When a buyer is in the market for a home the period is usually short enough so that the interest rates on a mortgage are relatively stable.  But this is not always the case.  For a long time now, interest rates have been historically low.  I fear that we are beginning to expect the rates to stay where they are.  But at some point, as with all things, interest rates will change.  And I hate to be the bearer of bad tidings, but when they change, most likely they will go up.  When I broke into the real estate business as a green agent in Boulder Colorado in 1992 8% was a great rate.  Now 4% is considered a great rate.

So when interest rates do go up the issue will not be how expensive a house you can afford, it will be how big a payment a buyer can afford.  So let’s look at how sensitive a payment is to changes in interest rates.  This is called payment elasticity.  Let’s consider the following scenario.

  • A buyer has been pre-qualified for a mortgage payment (not including taxes or insurance) of $1800 per month.  At the current interest rate of 4.5% this translates into a top home price of $355,000.

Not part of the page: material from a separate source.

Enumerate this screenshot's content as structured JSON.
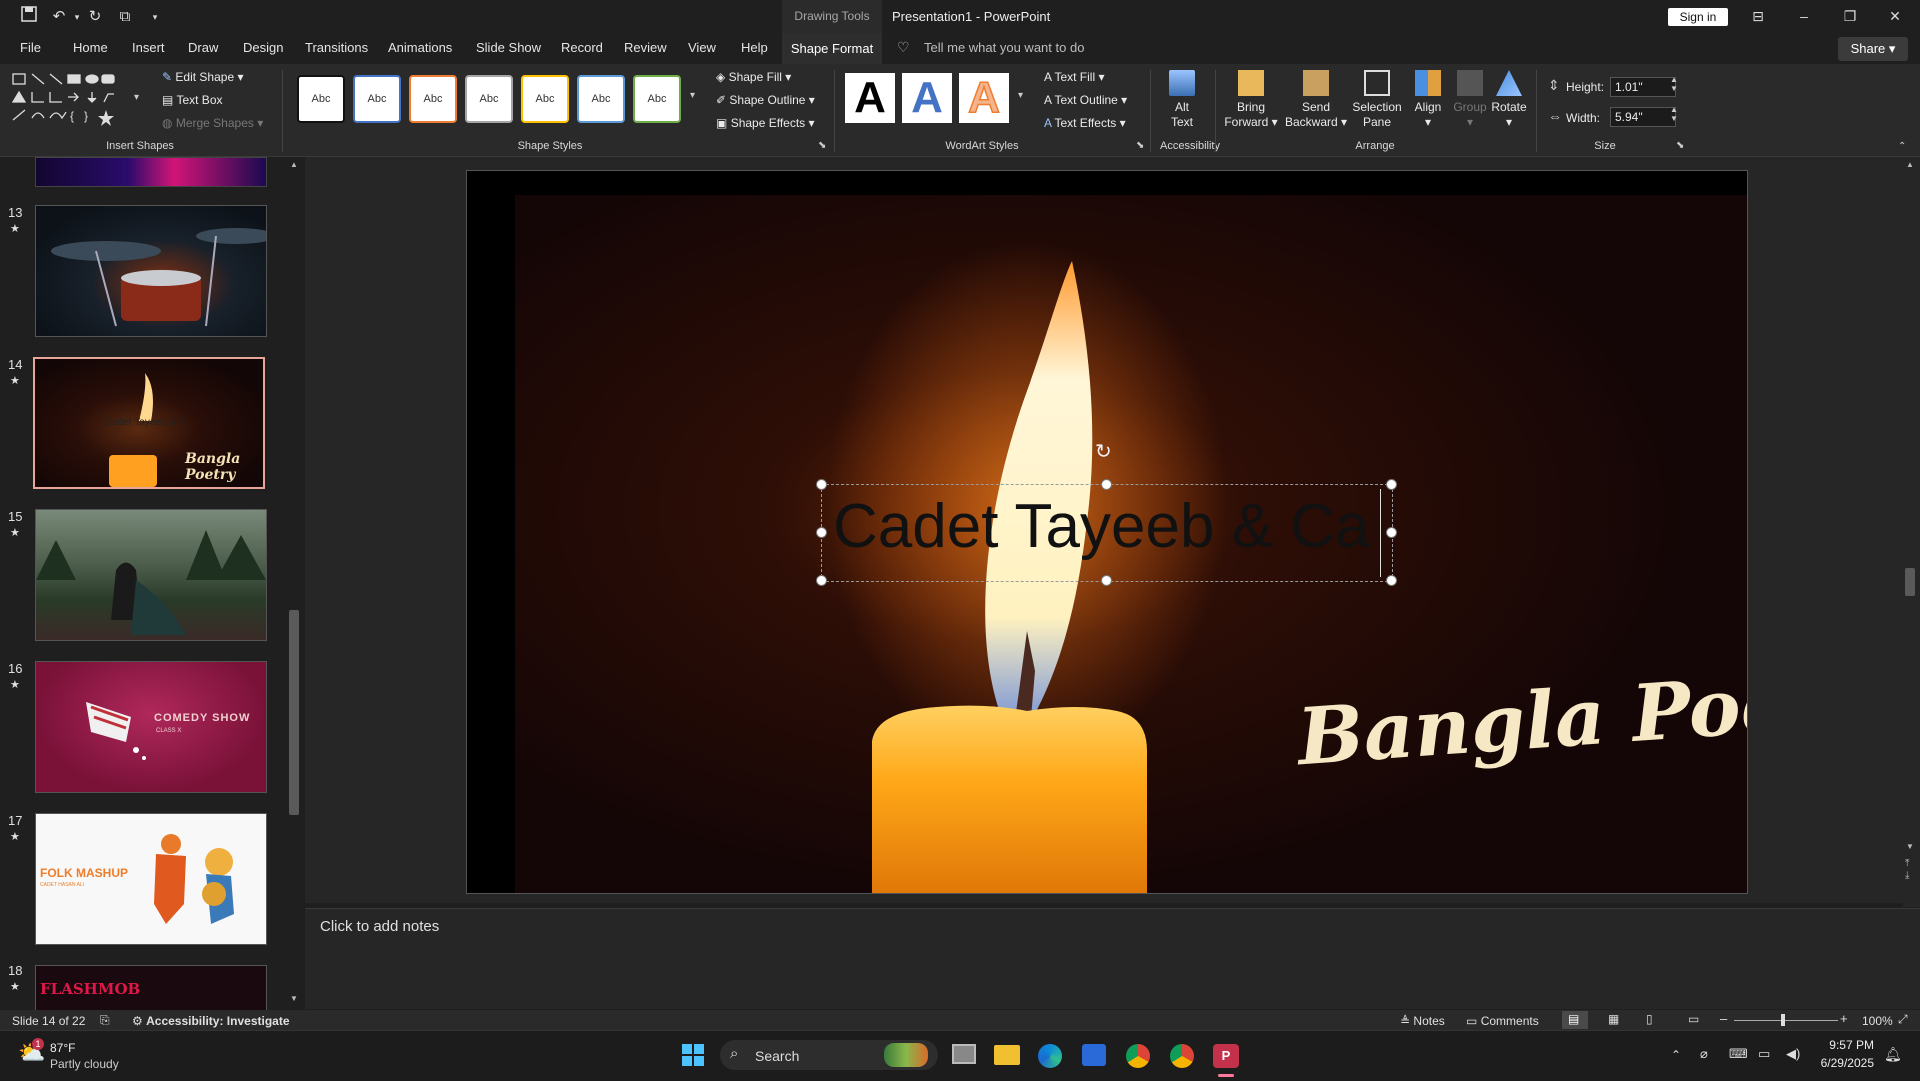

  • They are excited about their home search and on their first time out with their Realtor (call me :) ) they see some really great homes.  They are happy with the type of home they can get but decide to keep looking.
  •  They have a trip planned and then people coming into town so they are not able to look at homes for a number of weeks.  During that time interest rates increase from 4.5% to 5%.  The next time out they find a house listed for $355,000 and write an offer for $350,000.

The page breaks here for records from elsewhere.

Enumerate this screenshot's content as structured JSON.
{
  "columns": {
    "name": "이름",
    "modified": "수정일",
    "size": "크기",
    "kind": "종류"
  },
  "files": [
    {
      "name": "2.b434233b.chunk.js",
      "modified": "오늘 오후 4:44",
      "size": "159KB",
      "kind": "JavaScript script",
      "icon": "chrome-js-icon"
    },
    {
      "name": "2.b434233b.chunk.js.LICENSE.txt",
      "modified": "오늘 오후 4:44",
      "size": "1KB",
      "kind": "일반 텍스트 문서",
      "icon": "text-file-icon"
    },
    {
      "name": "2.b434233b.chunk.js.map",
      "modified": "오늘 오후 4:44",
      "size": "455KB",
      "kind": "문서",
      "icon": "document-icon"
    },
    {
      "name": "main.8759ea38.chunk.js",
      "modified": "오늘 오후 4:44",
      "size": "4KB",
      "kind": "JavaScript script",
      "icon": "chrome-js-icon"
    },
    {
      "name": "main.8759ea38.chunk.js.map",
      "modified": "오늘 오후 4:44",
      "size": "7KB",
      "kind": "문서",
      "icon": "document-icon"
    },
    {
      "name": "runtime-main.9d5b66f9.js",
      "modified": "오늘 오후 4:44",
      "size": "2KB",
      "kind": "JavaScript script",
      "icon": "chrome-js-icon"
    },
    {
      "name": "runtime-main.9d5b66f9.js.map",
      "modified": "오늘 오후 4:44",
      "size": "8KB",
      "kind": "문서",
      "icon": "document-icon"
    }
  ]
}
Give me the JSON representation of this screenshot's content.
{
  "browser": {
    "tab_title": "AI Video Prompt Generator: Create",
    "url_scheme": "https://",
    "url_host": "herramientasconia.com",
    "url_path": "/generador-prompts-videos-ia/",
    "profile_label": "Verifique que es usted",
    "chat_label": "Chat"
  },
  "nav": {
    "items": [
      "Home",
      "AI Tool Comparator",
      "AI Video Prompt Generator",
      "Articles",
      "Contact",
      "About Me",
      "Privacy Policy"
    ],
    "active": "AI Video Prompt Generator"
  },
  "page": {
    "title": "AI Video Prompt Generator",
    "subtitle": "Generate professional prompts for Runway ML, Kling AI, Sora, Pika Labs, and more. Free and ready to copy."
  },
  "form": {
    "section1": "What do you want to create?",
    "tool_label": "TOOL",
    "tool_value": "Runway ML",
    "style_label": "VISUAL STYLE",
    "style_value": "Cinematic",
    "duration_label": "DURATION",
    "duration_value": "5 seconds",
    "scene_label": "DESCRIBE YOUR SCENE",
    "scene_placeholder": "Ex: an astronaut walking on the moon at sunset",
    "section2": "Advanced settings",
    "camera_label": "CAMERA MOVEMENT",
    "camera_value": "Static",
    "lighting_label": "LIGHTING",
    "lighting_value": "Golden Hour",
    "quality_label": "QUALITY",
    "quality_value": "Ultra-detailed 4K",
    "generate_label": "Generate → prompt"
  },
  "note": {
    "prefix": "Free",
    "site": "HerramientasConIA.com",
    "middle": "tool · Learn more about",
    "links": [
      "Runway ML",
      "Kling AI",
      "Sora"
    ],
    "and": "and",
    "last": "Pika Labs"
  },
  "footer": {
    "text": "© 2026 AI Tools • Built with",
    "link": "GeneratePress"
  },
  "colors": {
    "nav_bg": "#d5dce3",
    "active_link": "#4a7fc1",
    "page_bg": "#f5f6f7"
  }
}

  • It gets accepted and everyone is really excited until they talk to their lender who informs them that “interest rates have increased and they can no longer qualify for the house they have a contract on.  Their top price range is now $335,000″.

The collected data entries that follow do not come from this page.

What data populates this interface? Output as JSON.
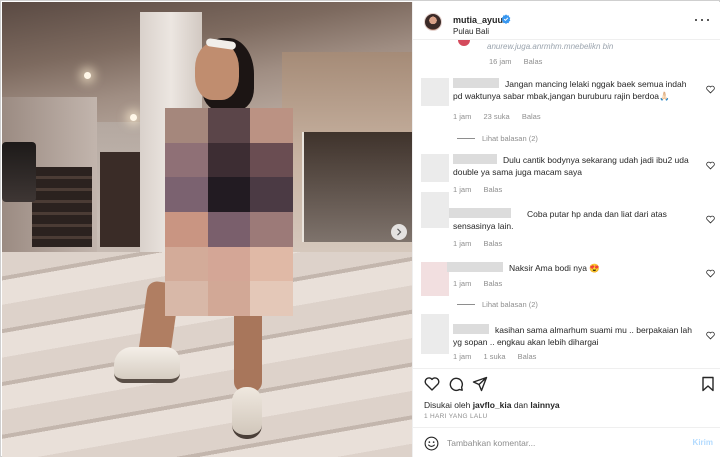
{
  "post": {
    "username": "mutia_ayuu",
    "location": "Pulau Bali",
    "verified": true
  },
  "top_truncated": {
    "text": "anurew.juga.anrmhm.mnebelikn bin",
    "time": "16 jam",
    "reply": "Balas"
  },
  "comments": [
    {
      "text": "Jangan mancing lelaki nggak baek semua indah pd waktunya sabar mbak,jangan buruburu rajin berdoa🙏🏻",
      "time": "1 jam",
      "likes": "23 suka",
      "reply": "Balas",
      "view_replies": "Lihat balasan (2)"
    },
    {
      "text": "Dulu cantik bodynya sekarang udah jadi ibu2 uda double ya sama juga macam saya",
      "time": "1 jam",
      "likes": "",
      "reply": "Balas",
      "view_replies": ""
    },
    {
      "text": "Coba putar hp anda dan liat dari atas sensasinya lain.",
      "time": "1 jam",
      "likes": "",
      "reply": "Balas",
      "view_replies": ""
    },
    {
      "text": "Naksir Ama bodi nya 😍",
      "time": "1 jam",
      "likes": "",
      "reply": "Balas",
      "view_replies": "Lihat balasan (2)"
    },
    {
      "text": "kasihan sama almarhum suami mu .. berpakaian lah yg sopan .. engkau akan lebih dihargai",
      "time": "1 jam",
      "likes": "1 suka",
      "reply": "Balas",
      "view_replies": ""
    }
  ],
  "liked_by": {
    "prefix": "Disukai oleh",
    "user": "javflo_kia",
    "conj": "dan",
    "others": "lainnya"
  },
  "date": "1 HARI YANG LALU",
  "composer": {
    "placeholder": "Tambahkan komentar...",
    "post_label": "Kirim"
  },
  "icons": {
    "verified": "verified-badge-icon",
    "more": "more-options-icon",
    "like": "heart-icon",
    "comment": "comment-icon",
    "share": "share-icon",
    "save": "bookmark-icon",
    "emoji": "emoji-icon",
    "next": "chevron-right-icon"
  },
  "colors": {
    "verified": "#3897f0",
    "post_disabled": "#b3dbff",
    "meta_text": "#8e8e8e"
  }
}
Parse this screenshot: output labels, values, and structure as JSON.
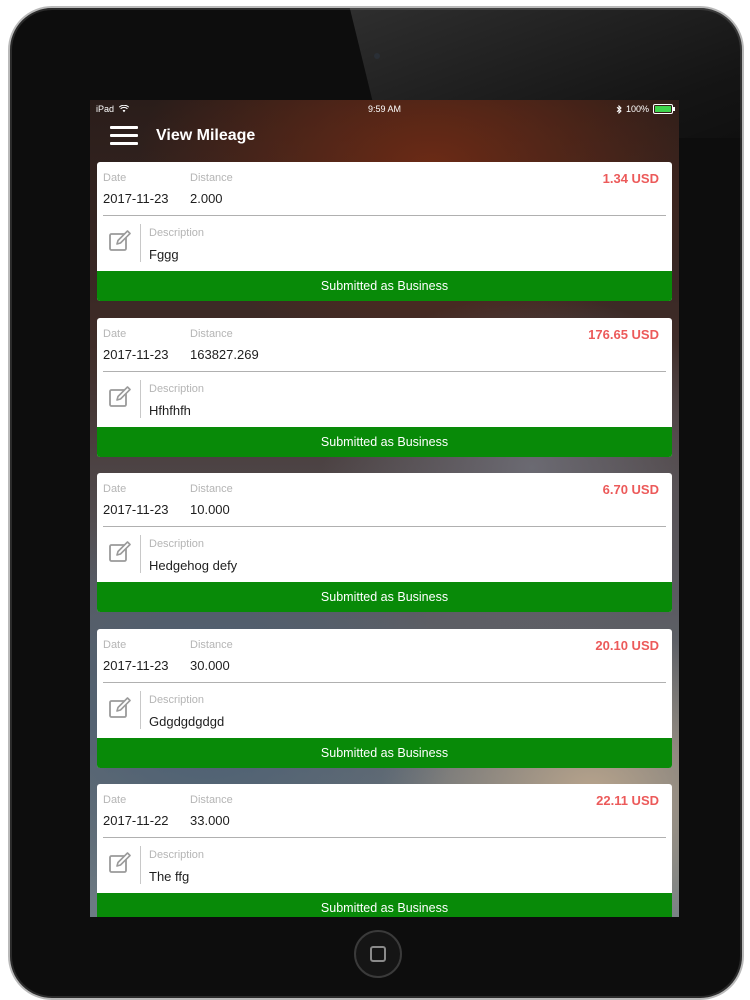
{
  "status_bar": {
    "device": "iPad",
    "time": "9:59 AM",
    "battery": "100%"
  },
  "nav": {
    "title": "View Mileage"
  },
  "labels": {
    "date": "Date",
    "distance": "Distance",
    "description": "Description"
  },
  "entries": [
    {
      "date": "2017-11-23",
      "distance": "2.000",
      "amount": "1.34 USD",
      "description": "Fggg",
      "status": "Submitted as Business"
    },
    {
      "date": "2017-11-23",
      "distance": "163827.269",
      "amount": "176.65 USD",
      "description": "Hfhfhfh",
      "status": "Submitted as Business"
    },
    {
      "date": "2017-11-23",
      "distance": "10.000",
      "amount": "6.70 USD",
      "description": "Hedgehog defy",
      "status": "Submitted as Business"
    },
    {
      "date": "2017-11-23",
      "distance": "30.000",
      "amount": "20.10 USD",
      "description": "Gdgdgdgdgd",
      "status": "Submitted as Business"
    },
    {
      "date": "2017-11-22",
      "distance": "33.000",
      "amount": "22.11 USD",
      "description": "The ffg",
      "status": "Submitted as Business"
    }
  ],
  "colors": {
    "amount": "#ec5a5a",
    "status_green": "#088a08",
    "nav_text": "#ffffff"
  },
  "icons": {
    "menu": "hamburger-menu-icon",
    "edit": "edit-note-icon",
    "bluetooth": "bluetooth-icon",
    "wifi": "wifi-icon",
    "battery": "battery-icon"
  }
}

  •   Crushed! Disappointed! Upset! Betrayed!

It’s called interest rate risk and it can really happen.  In my scenario, the buyers lost $20,000 of purchasing power in a short amount of time as interest rates climbed just 1/2%.  To see how this looks with real payments take a look at the chart below.

Moral of the story – Don’t ignore interest rates.  If you are happy with your payment and happy with a house, jump on it.